TORONTO, ONTARIO–(Marketwire - July 6, 2009) - Lundin Mining Corporation (“Lundin Mining”) (TSX:LUN)(OMX:LUMI) today announced that it has executed a third amendment to its credit agreement. The amendment will be effective July 7, 2009 and will result in a restructured facility with the following terms:
- Three year, fully revolving credit of US$225 million;
- Interest at LIBOR plus 4.5% until March 2010 and from April 2010 at LIBOR plus 3.5% to 4.5% depending upon the leverage ratio of the Company; and
- Financial covenants customarily required for a revolving-term facility including minimum tangible net worth, interest coverage ratio and leverage ratio.
The Third Amending Agreement removes the prohibitions on acquisitions and disposals that were imposed by the Second Amending Agreement and Waiver; it instead establishes that security will be extended to material assets acquired, and specifies reductions in the facility if the Company’s principal mining assets are disposed of in whole or in part.
In co-operation with Scotia Capital, the Lead Arranger, the Company has arranged to reduce the number of lenders in the syndicate from ten to six. Five members of the original syndicate, The Bank of Nova Scotia, Bank of Montreal, West LB AG, ING Bank N.V. and Skandinaviska Enskilda Banken AB (SEB) will be joined by Export Development Canada (EDC) to comprise the new group of six lenders.
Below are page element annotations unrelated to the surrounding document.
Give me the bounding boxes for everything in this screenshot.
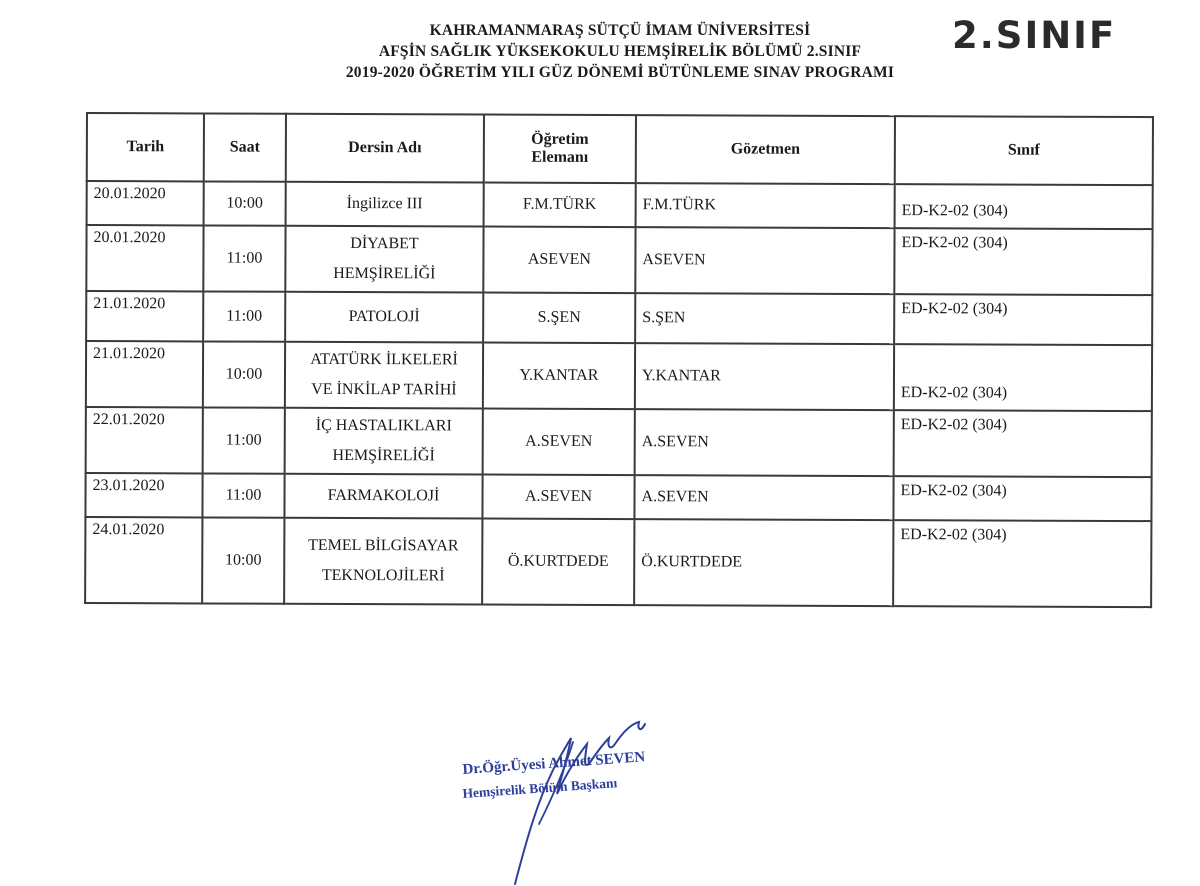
cell-time: 10:00 bbox=[204, 181, 286, 225]
cell-date: 24.01.2020 bbox=[85, 517, 202, 603]
cell-proctor: F.M.TÜRK bbox=[636, 183, 895, 228]
class-badge: 2.SINIF bbox=[952, 14, 1117, 57]
cell-proctor: Ö.KURTDEDE bbox=[634, 519, 893, 606]
cell-proctor: S.ŞEN bbox=[635, 293, 894, 344]
cell-proctor: A.SEVEN bbox=[635, 409, 894, 476]
cell-instructor: A.SEVEN bbox=[482, 475, 634, 520]
table-row bbox=[86, 407, 1152, 477]
course-name-line1: TEMEL BİLGİSAYAR bbox=[308, 536, 459, 555]
cell-time: 11:00 bbox=[203, 225, 285, 291]
table-row bbox=[85, 517, 1151, 607]
cell-room: ED-K2-02 (304) bbox=[894, 344, 1152, 411]
header-instructor-line2: Elemanı bbox=[531, 148, 589, 166]
cell-room: ED-K2-02 (304) bbox=[894, 410, 1152, 477]
cell-time: 10:00 bbox=[202, 517, 284, 603]
cell-course-name bbox=[285, 226, 483, 293]
course-name-line2: HEMŞİRELİĞİ bbox=[332, 446, 435, 465]
header-date: Tarih bbox=[87, 113, 204, 181]
course-name-line1: ATATÜRK İLKELERİ bbox=[310, 350, 458, 369]
table-row bbox=[86, 291, 1152, 345]
table-header-row bbox=[87, 113, 1153, 185]
cell-room: ED-K2-02 (304) bbox=[894, 228, 1152, 295]
cell-room: ED-K2-02 (304) bbox=[894, 294, 1152, 345]
cell-course-name bbox=[285, 408, 483, 475]
table-row bbox=[86, 341, 1152, 411]
course-name-line2: HEMŞİRELİĞİ bbox=[333, 264, 436, 283]
course-name-line2: TEKNOLOJİLERİ bbox=[321, 566, 445, 585]
course-name-line1: İÇ HASTALIKLARI bbox=[315, 416, 452, 435]
university-name: KAHRAMANMARAŞ SÜTÇÜ İMAM ÜNİVERSİTESİ bbox=[429, 22, 811, 39]
cell-date: 21.01.2020 bbox=[86, 341, 203, 407]
course-name-line1: FARMAKOLOJİ bbox=[327, 486, 440, 505]
cell-instructor: Y.KANTAR bbox=[483, 343, 635, 410]
department-name: AFŞİN SAĞLIK YÜKSEKOKULU HEMŞİRELİK BÖLÜMÜ 2.SINIF bbox=[378, 43, 862, 60]
cell-proctor: Y.KANTAR bbox=[635, 343, 894, 410]
course-name-line2: VE İNKİLAP TARİHİ bbox=[311, 380, 457, 399]
cell-instructor: A.SEVEN bbox=[483, 409, 635, 476]
cell-date: 20.01.2020 bbox=[86, 225, 203, 291]
program-title: 2019-2020 ÖĞRETİM YILI GÜZ DÖNEMİ BÜTÜNLEME SINAV PROGRAMI bbox=[345, 64, 895, 81]
header-instructor-line1: Öğretim bbox=[531, 130, 589, 148]
cell-room: ED-K2-02 (304) bbox=[893, 520, 1151, 607]
cell-time: 11:00 bbox=[203, 291, 285, 341]
cell-instructor: Ö.KURTDEDE bbox=[482, 519, 634, 606]
header-room: Sınıf bbox=[895, 116, 1153, 185]
table-row bbox=[87, 181, 1153, 229]
cell-instructor: F.M.TÜRK bbox=[484, 183, 636, 228]
cell-course-name bbox=[285, 292, 483, 343]
signatory-name: Dr.Öğr.Üyesi Ahmet SEVEN bbox=[462, 749, 646, 778]
cell-time: 10:00 bbox=[203, 341, 285, 407]
course-name-line1: DİYABET bbox=[350, 235, 419, 253]
cell-time: 11:00 bbox=[202, 473, 284, 517]
cell-course-name bbox=[284, 518, 482, 605]
cell-proctor: ASEVEN bbox=[635, 227, 894, 294]
signatory-role: Hemşirelik Bölüm Başkanı bbox=[462, 775, 618, 801]
cell-date: 22.01.2020 bbox=[86, 407, 203, 473]
cell-date: 20.01.2020 bbox=[87, 181, 204, 225]
cell-course-name bbox=[285, 342, 483, 409]
exam-schedule-table bbox=[84, 112, 1154, 608]
cell-course-name bbox=[286, 182, 484, 227]
header-time: Saat bbox=[204, 113, 286, 181]
table-row bbox=[86, 225, 1152, 295]
cell-room: ED-K2-02 (304) bbox=[893, 476, 1151, 521]
cell-time: 11:00 bbox=[203, 407, 285, 473]
cell-instructor: S.ŞEN bbox=[483, 293, 635, 344]
cell-proctor: A.SEVEN bbox=[634, 475, 893, 520]
cell-date: 21.01.2020 bbox=[86, 291, 203, 341]
header-proctor: Gözetmen bbox=[636, 115, 895, 184]
course-name-line1: PATOLOJİ bbox=[348, 308, 420, 326]
header-instructor bbox=[484, 115, 636, 184]
cell-instructor: ASEVEN bbox=[483, 227, 635, 294]
table-row bbox=[85, 473, 1151, 521]
cell-room: ED-K2-02 (304) bbox=[895, 184, 1153, 229]
document-header bbox=[250, 20, 990, 83]
course-name-line1: İngilizce III bbox=[346, 195, 423, 213]
cell-date: 23.01.2020 bbox=[85, 473, 202, 517]
header-course-name: Dersin Adı bbox=[286, 114, 484, 183]
cell-course-name bbox=[284, 474, 482, 519]
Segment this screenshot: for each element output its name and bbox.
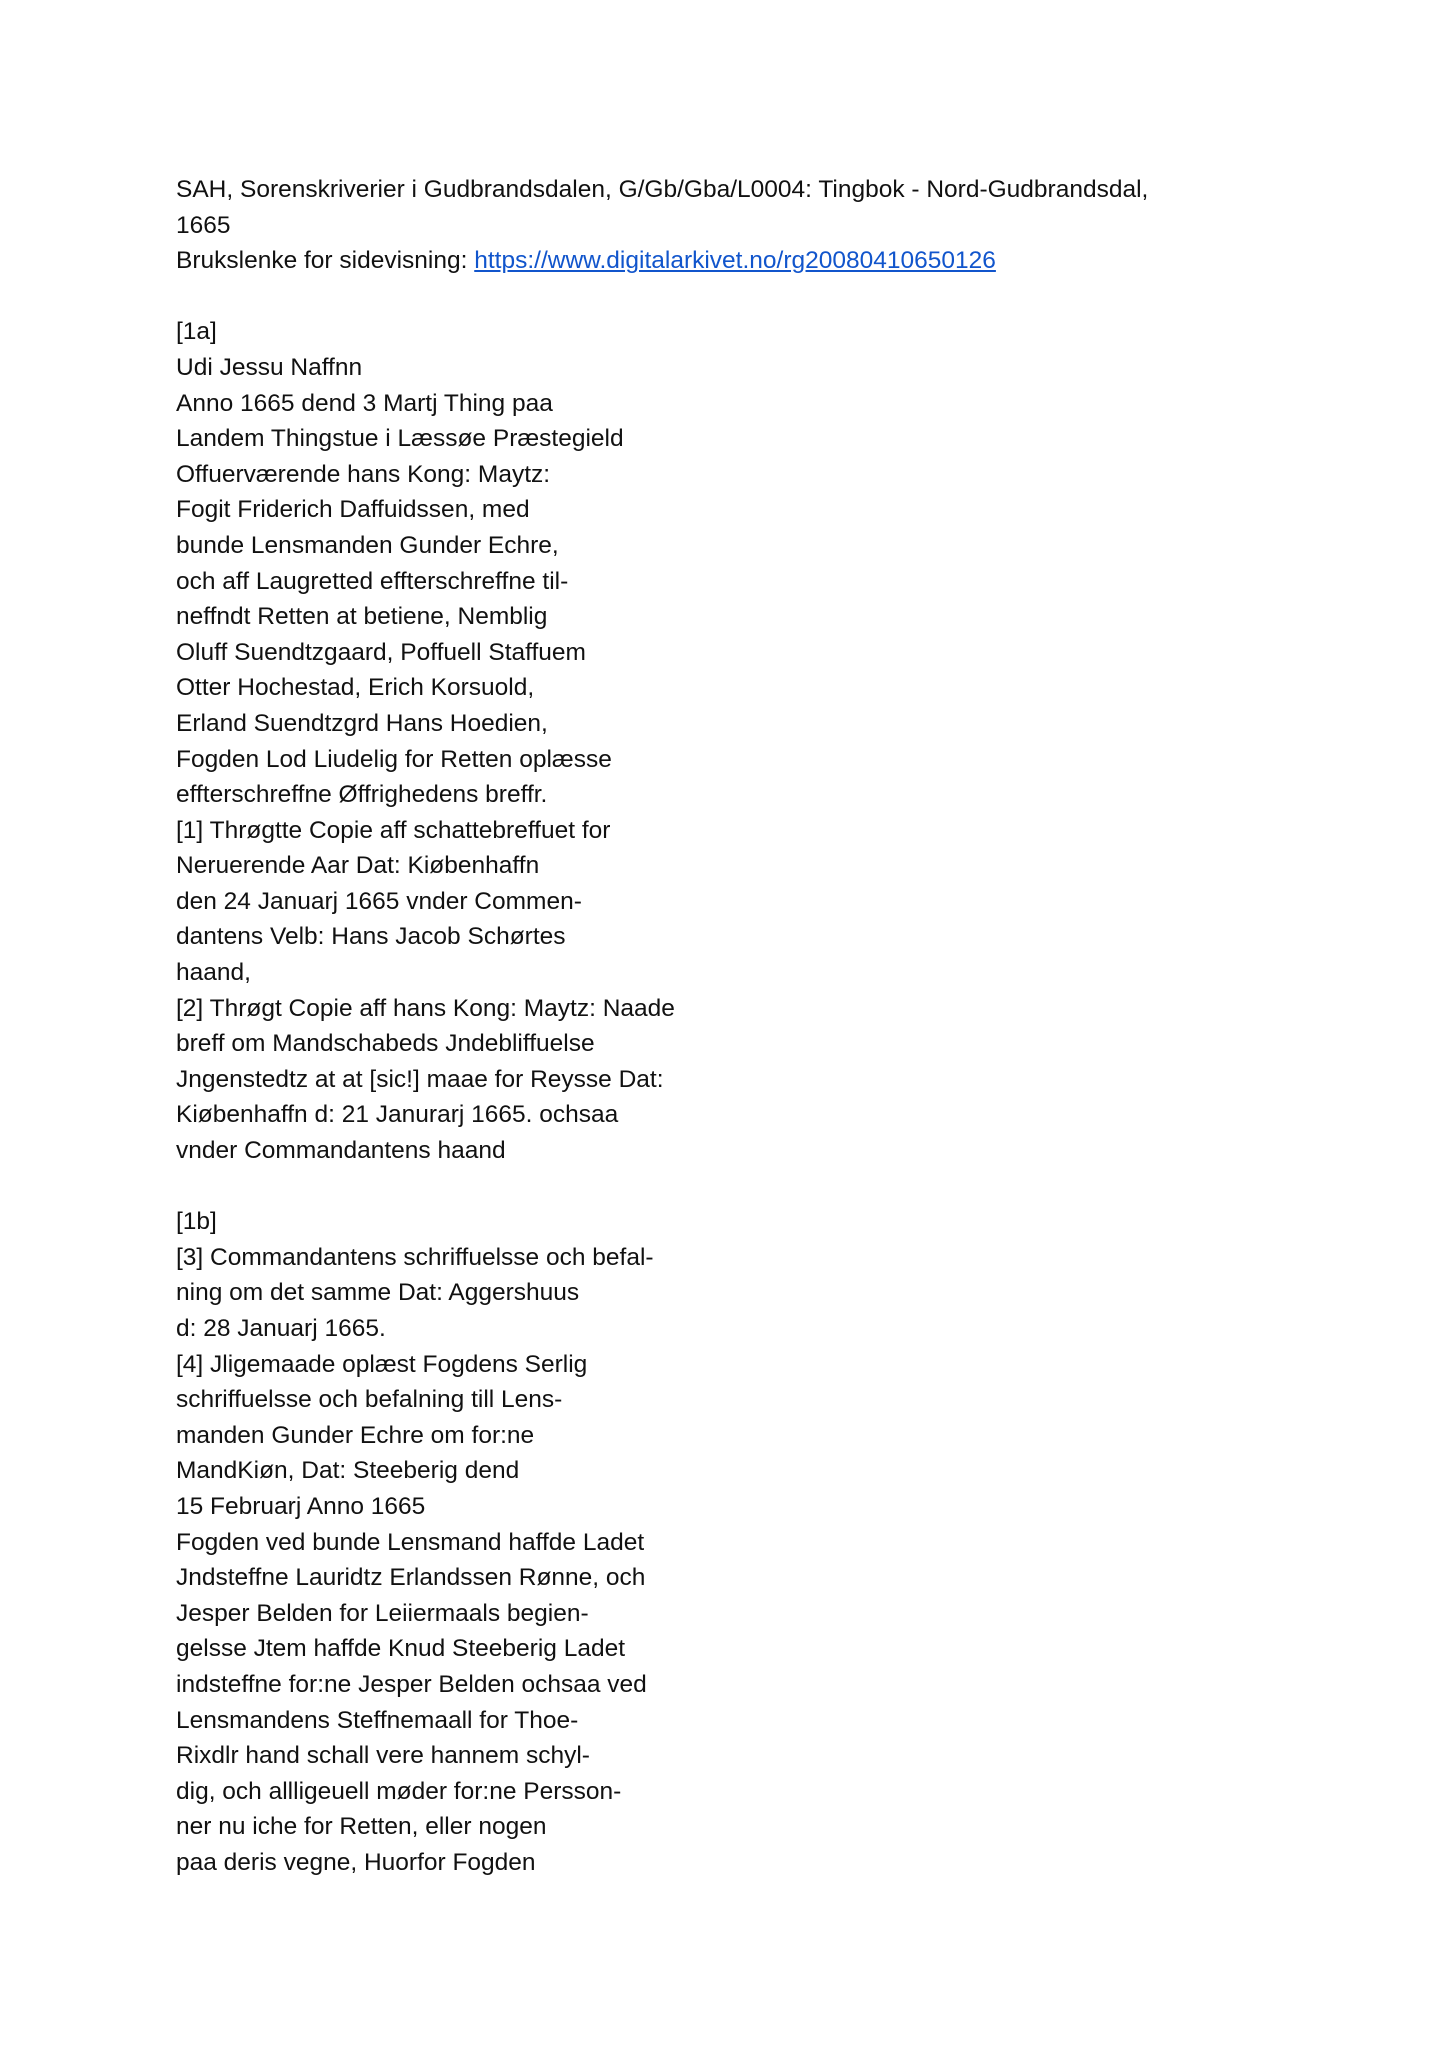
transcription-body <box>176 172 1276 1881</box>
usage-link-line <box>176 243 1276 279</box>
transcription-line: Erland Suendtzgrd Hans Hoedien, <box>176 709 548 737</box>
transcription-line: neffndt Retten at betiene, Nemblig <box>176 603 548 631</box>
spacer <box>176 279 1276 315</box>
source-title-line-2: 1665 <box>176 211 231 239</box>
transcription-line: vnder Commandantens haand <box>176 1137 506 1165</box>
transcription-line: bunde Lensmanden Gunder Echre, <box>176 531 559 559</box>
section-1a-text <box>176 350 1276 1169</box>
transcription-line: Fogden Lod Liudelig for Retten oplæsse <box>176 745 612 773</box>
transcription-line: [1] Thrøgtte Copie aff schattebreffuet for <box>176 816 611 844</box>
transcription-line: Otter Hochestad, Erich Korsuold, <box>176 674 535 702</box>
transcription-line: Neruerende Aar Dat: Kiøbenhaffn <box>176 852 540 880</box>
transcription-line: den 24 Januarj 1665 vnder Commen- <box>176 887 582 915</box>
transcription-line: [4] Jligemaade oplæst Fogdens Serlig <box>176 1350 588 1378</box>
transcription-line: Kiøbenhaffn d: 21 Janurarj 1665. ochsaa <box>176 1101 619 1129</box>
section-1b-text <box>176 1240 1276 1881</box>
digitalarkivet-link[interactable]: https://www.digitalarkivet.no/rg20080410650126 <box>474 247 996 275</box>
transcription-line: Offuerværende hans Kong: Maytz: <box>176 460 551 488</box>
transcription-line: [2] Thrøgt Copie aff hans Kong: Maytz: Naade <box>176 994 675 1022</box>
transcription-line: schriffuelsse och befalning till Lens- <box>176 1386 563 1414</box>
spacer <box>176 1169 1276 1205</box>
transcription-line: Anno 1665 dend 3 Martj Thing paa <box>176 389 553 417</box>
transcription-line: Oluff Suendtzgaard, Poffuell Staffuem <box>176 638 586 666</box>
transcription-line: d: 28 Januarj 1665. <box>176 1315 386 1342</box>
section-marker-1b: [1b] <box>176 1208 217 1236</box>
transcription-line: Jesper Belden for Leiiermaals begien- <box>176 1599 589 1627</box>
transcription-line: Rixdlr hand schall vere hannem schyl- <box>176 1742 590 1770</box>
transcription-line: 15 Februarj Anno 1665 <box>176 1492 426 1520</box>
transcription-line: breff om Mandschabeds Jndebliffuelse <box>176 1030 595 1058</box>
transcription-line: MandKiøn, Dat: Steeberig dend <box>176 1457 520 1485</box>
transcription-line: [3] Commandantens schriffuelsse och befal- <box>176 1243 654 1271</box>
transcription-line: haand, <box>176 959 251 987</box>
transcription-line: Fogit Friderich Daffuidssen, med <box>176 496 530 524</box>
transcription-line: indsteffne for:ne Jesper Belden ochsaa ved <box>176 1670 647 1698</box>
transcription-line: gelsse Jtem haffde Knud Steeberig Ladet <box>176 1635 626 1663</box>
section-marker-1a: [1a] <box>176 318 217 346</box>
transcription-line: ning om det samme Dat: Aggershuus <box>176 1279 580 1307</box>
transcription-line: manden Gunder Echre om for:ne <box>176 1421 535 1449</box>
transcription-line: dig, och allligeuell møder for:ne Persson- <box>176 1777 622 1805</box>
transcription-line: Jngenstedtz at at [sic!] maae for Reysse Dat: <box>176 1065 664 1093</box>
transcription-line: dantens Velb: Hans Jacob Schørtes <box>176 923 566 951</box>
transcription-line: Landem Thingstue i Læssøe Præstegield <box>176 425 624 453</box>
transcription-line: paa deris vegne, Huorfor Fogden <box>176 1848 536 1876</box>
transcription-line: Lensmandens Steffnemaall for Thoe- <box>176 1706 579 1734</box>
transcription-line: ner nu iche for Retten, eller nogen <box>176 1813 547 1841</box>
transcription-line: Fogden ved bunde Lensmand haffde Ladet <box>176 1528 645 1556</box>
transcription-line: Udi Jessu Naffnn <box>176 353 363 381</box>
transcription-line: och aff Laugretted effterschreffne til- <box>176 567 569 595</box>
usage-link-label: Brukslenke for sidevisning: <box>176 247 475 275</box>
transcription-line: Jndsteffne Lauridtz Erlandssen Rønne, och <box>176 1564 646 1592</box>
source-title-line-1: SAH, Sorenskriverier i Gudbrandsdalen, G/Gb/Gba/L0004: Tingbok - Nord-Gudbrandsdal, <box>176 176 1149 203</box>
transcription-line: effterschreffne Øffrighedens breffr. <box>176 781 548 809</box>
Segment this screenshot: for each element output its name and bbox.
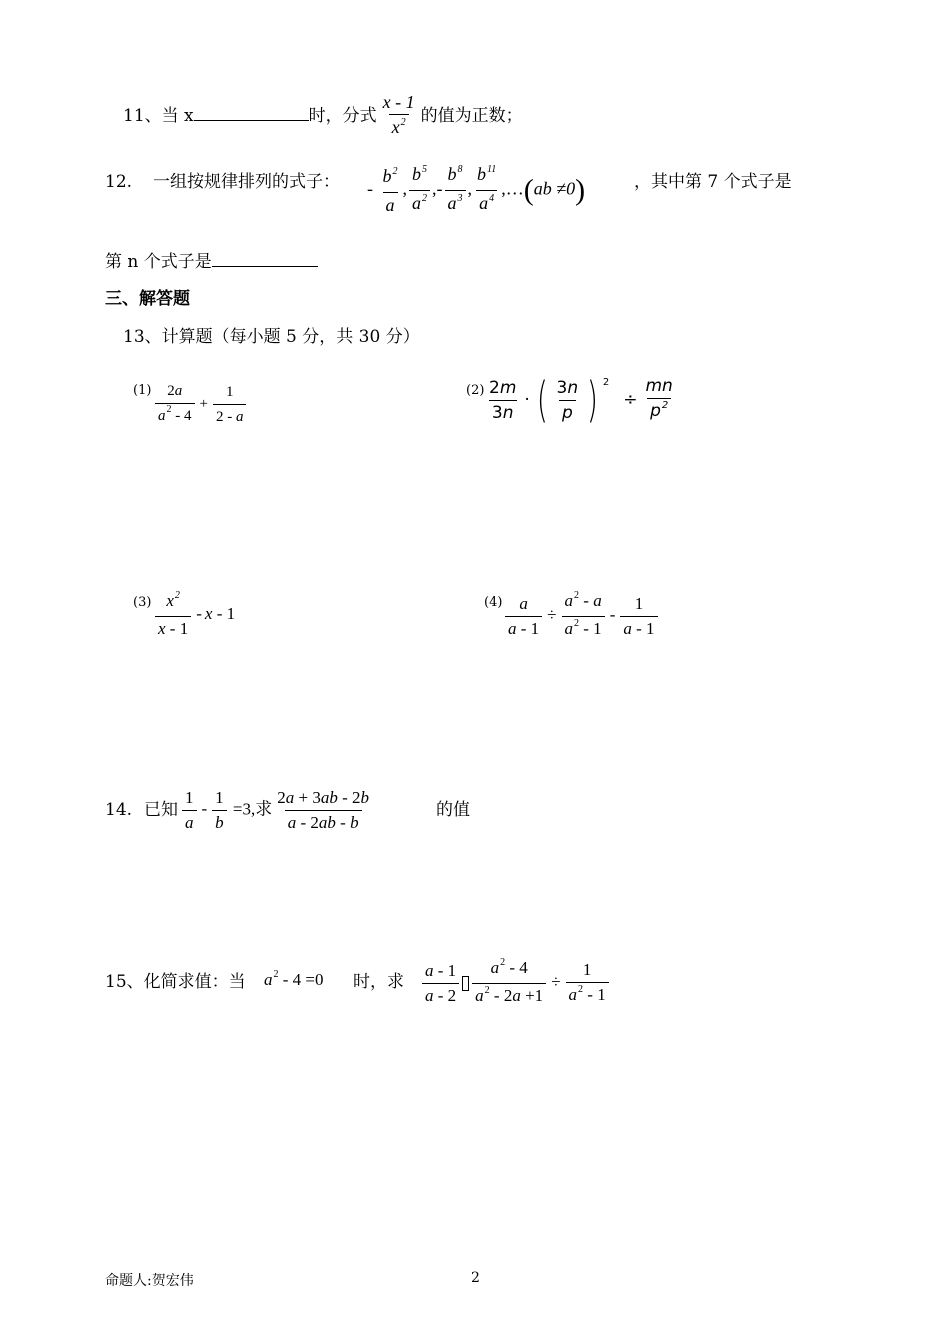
- q13-3-label: (3): [133, 595, 152, 610]
- q14-expression: $\frac{1}{a}$ - $\frac{1}{b}$ =3,求 $\frac{2a + 3ab - 2b}{a - 2ab - b}$: [180, 788, 374, 833]
- q13-title: 13、计算题（每小题 5 分，共 30 分）: [123, 327, 420, 347]
- question-11: [123, 92, 523, 141]
- q12-line2: [105, 250, 318, 272]
- unknown-operator-box: [462, 976, 469, 991]
- q13-2-label: (2): [466, 383, 485, 398]
- q13-1-expression: $\frac{2a}{a^2 - 4}$ + $\frac{1}{2 - a}$: [153, 381, 248, 428]
- q11-number: 11、当 x: [123, 106, 194, 126]
- q14-seek: ,求: [251, 799, 273, 819]
- section-title: 三、解答题: [105, 289, 190, 309]
- q13-3-expression: $\frac{x^2}{x - 1}$ - x - 1: [153, 591, 235, 639]
- q13-1-label: (1): [133, 383, 152, 398]
- q11-end-text: 的值为正数；: [420, 106, 523, 126]
- q12-condition: ab ≠0: [533, 178, 576, 199]
- q15-condition: $a^2 - 4 =0$: [264, 969, 324, 989]
- q12-sequence: - $\frac{b^2}{a}$ , $\frac{b^5}{a^2}$ ,- $\frac{b^8}{a^3}$ , $\frac{b^{11}}{a^4}$ ,…(ab ≠0): [367, 164, 586, 215]
- q13-2-expression: $\frac{2m}{3n}$ · ( $\frac{3n}{p}$ ) $^2$÷ $\frac{mn}{p^2}$: [489, 372, 673, 428]
- q12-answer-blank[interactable]: [212, 250, 318, 267]
- q12-line2-text: 第 n 个式子是: [105, 252, 212, 272]
- q15-number: 15、化简求值：当: [105, 972, 246, 992]
- q14-number: 14.: [105, 800, 133, 820]
- q11-fraction: $\frac{x - 1}{x^2}$: [380, 92, 418, 141]
- q12-intro: 一组按规律排列的式子：: [153, 172, 340, 192]
- q15-expression: $\frac{a - 1}{a - 2}$ $\frac{a^2 - 4}{a^2 - 2a +1}$ ÷ $\frac{1}{a^2 - 1}$: [420, 958, 611, 1009]
- q14-end: 的值: [436, 800, 470, 820]
- q11-mid-text: 时，分式: [308, 106, 377, 126]
- q13-4-expression: $\frac{a}{a - 1}$ ÷ $\frac{a^2 - a}{a^2 - 1}$ - $\frac{1}{a - 1}$: [503, 591, 660, 642]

Lundin Mining currently has US$210.2 million drawn on the facility and US$150.4 million cash on hand.
Phil Wright, President and CEO, commented, “We are pleased with the outcome of this restructuring. The size and terms of the facility give us the flexibility we have been seeking and it meets all of our reasonably foreseeable requirements over the next three years.
“The covenants were tested extensively using the Company’s financial model, to ensure the Company could remain in compliance during a prolonged period of low metal prices.
“The syndicate comprises an appropriate number of banks, all of which we are very comfortable working with and we appreciate the support that has been given. We are also pleased to welcome EDC to the syndicate.
“The conclusion of this restructuring allows us to focus on the continued successful running of operations, participation in the expansion of Tenke and on further strategic developments,” Mr. Wright said.
About Lundin Mining
Lundin Mining Corporation (“Lundin”, “Lundin Mining” or the “Company”) is a diversified base metals mining company with operations in Portugal, Spain, and Sweden, producing copper, nickel, lead and zinc. In addition, Lundin Mining holds a development project pipeline which includes expansion projects at its Zinkgruvan and Neves-Corvo mines along with its equity stake in the world class Tenke Fungurume copper/cobalt project in the Democratic Republic of Congo. The Company also holds an extensive exploration portfolio and interests in international mining and exploration ventures.
Forward Looking Statements
Certain of the statements made and information contained herein is “forward-looking information” within the meaning of the Ontario Securities Act or “forward-looking statements” within the meaning of Section 21E of the Securities Exchange Act of 1934 of the United States. Forward-looking statements are subject to a variety of risks and uncertainties which could cause actual events or results to differ from those reflected in the forward-looking statements, including, without limitation, risks and uncertainties relating to foreign currency fluctuations; risks inherent in mining including environmental hazards, industrial accidents, unusual or unexpected geological formations, ground control problems and flooding; risks associated with the estimation of mineral resources and reserves and the geology, grade and continuity of mineral deposits; the possibility that future exploration, development or mining results will not be consistent with the Company’s expectations; the potential for and effects of labour disputes or other unanticipated difficulties with or shortages of labour or interruptions in production; actual ore mined varying from estimates of grade, tonnage, dilution and metallurgical and other characteristics; the inherent uncertainty of production and cost estimates and the potential for unexpected costs and expenses, commodity price fluctuations; uncertain political and economic environments; changes in laws or policies, foreign taxation, delays or the inability to obtain necessary governmental permits; and other risks and uncertainties, including those described under Risk Factors Relating to the Company’s Business in the Company’s Annual Information Form and in each management discussion and analysis. Forward-looking information is in addition based on various assumptions including, without limitation, the expectations and beliefs of management, the assumed long term price of copper, nickel, lead and zinc; that the Company can access financing, appropriate equipment and sufficient labour and that the political environment where the Company operates will continue to support the development and operation of mining projects. Should one or more of these risks and uncertainties materialize, or should underlying assumptions prove incorrect, actual results may vary materially from those described in forward-looking statements. Accordingly, readers are advised not to place undue reliance on forward-looking statements.